Search code examples
apache-kafkaksqldb

Is it possible to concat two columns in Ksqldb in CREATE STREAM statement?


I want to concat two columns and use it as a timestamp field, and I have to write it in a CREATE STREAM statement because I want to use that timestamp for calculating WINDOW TUMBLING.

The SQL code:

create STREAM testStream (Price INT,concat(cast(RlcDate as varchar),LPAD(CAST(RlcTime AS VARCHAR),8,'0')) as timestamp, Id VARCHAR) WITH (kafka_topic='testTopic', partitions=1,value_format='JSON', timestamp = 'timestamp', timestamp_format = 'yyyyMMddHHmmssSS');

when I run this code, it returns the following error:

Caused by: line 1:42: mismatched input '(' expecting {'STRING', 'EMIT',
        'CHANGES', 'FINAL', 'ESCAPE', 'INTEGER', 'DATE', 'TIME', 'TIMESTAMP',
        'INTERVAL', 'YEAR', 'MONTH', 'DAY', 'HOUR', 'MINUTE', 'SECOND', 'ZONE',
        'PARTITION', 'STRUCT', 'EXPLAIN', 'ANALYZE', 'TYPE', 'TYPES', 'SHOW', 'TABLES',
        'COLUMNS', 'COLUMN', 'PARTITIONS', 'FUNCTIONS', 'FUNCTION', 'ARRAY', 'MAP',
        'SET', 'RESET', 'SESSION', 'DECIMAL', 'KEY', 'SINK', 'SOURCE', 'PRIMARY',
        'REPLACE', 'ASSERT', 'ADD', 'ALTER', 'IF', IDENTIFIER, DIGIT_IDENTIFIER,
        QUOTED_IDENTIFIER, BACKQUOTED_IDENTIFIER, VARIABLE}
Caused by: org.antlr.v4.runtime.InputMismatchException

I want to know, is it correct to write CONCAT and CAST when creating a stream, or we just can use these kinds of queries in the select statement?

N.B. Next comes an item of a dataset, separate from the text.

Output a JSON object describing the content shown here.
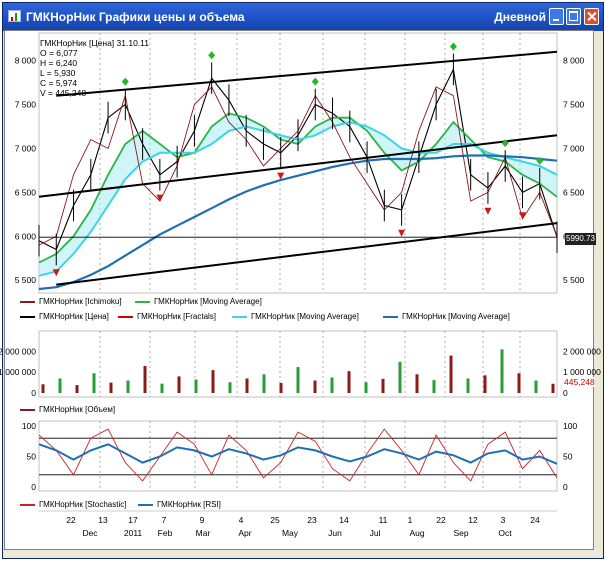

If it's not possible, is there any solution for solving this issue?


Solution

  • CREATE STREAM statements define how a stream looks in terms of fields, data types, and constraints. It is not the right place to define calculation logic, i.e. how the fields should be filled. The right place to do this is in a SELECT statement, as you correctly assumed.

    Try to first define your stream based on what is in your Kafka topic:

    CREATE STREAM testStream (Price INT, RlcDate VARCHAR, RlcTime VARCHAR, Id VARCHAR) 
    WITH (kafka_topic='testTopic', partitions=1,value_format='JSON');
    

    This stream is an alternative, queriable representation of your existing Kafka topic. Now you can select data according to your criteria and continuously expose the results of that query into a new stream (which in turn needs a backing Kafka topic):

    CREATE STREAM testStreamResult WITH (kafka_topic='testTopicResult', partitions=1, value_format='JSON', timestamp = 'concat_timestamp', timestamp_format = 'yyyyMMddHHmmssSS')
    AS SELECT 
    `Price`,
    `RlcDate`,
    `RlcTime`,
    concat(`RlcDate`, LPAD(RlcTime, 8, '0')) `concat_timestamp`,
    `Id`
    FROM testStream
    EMIT CHANGES;
    

    If the provided logic is correct based on incoming data, testStreamResult should allow you to use it in a JOIN with the timestamp semantics you are looking for.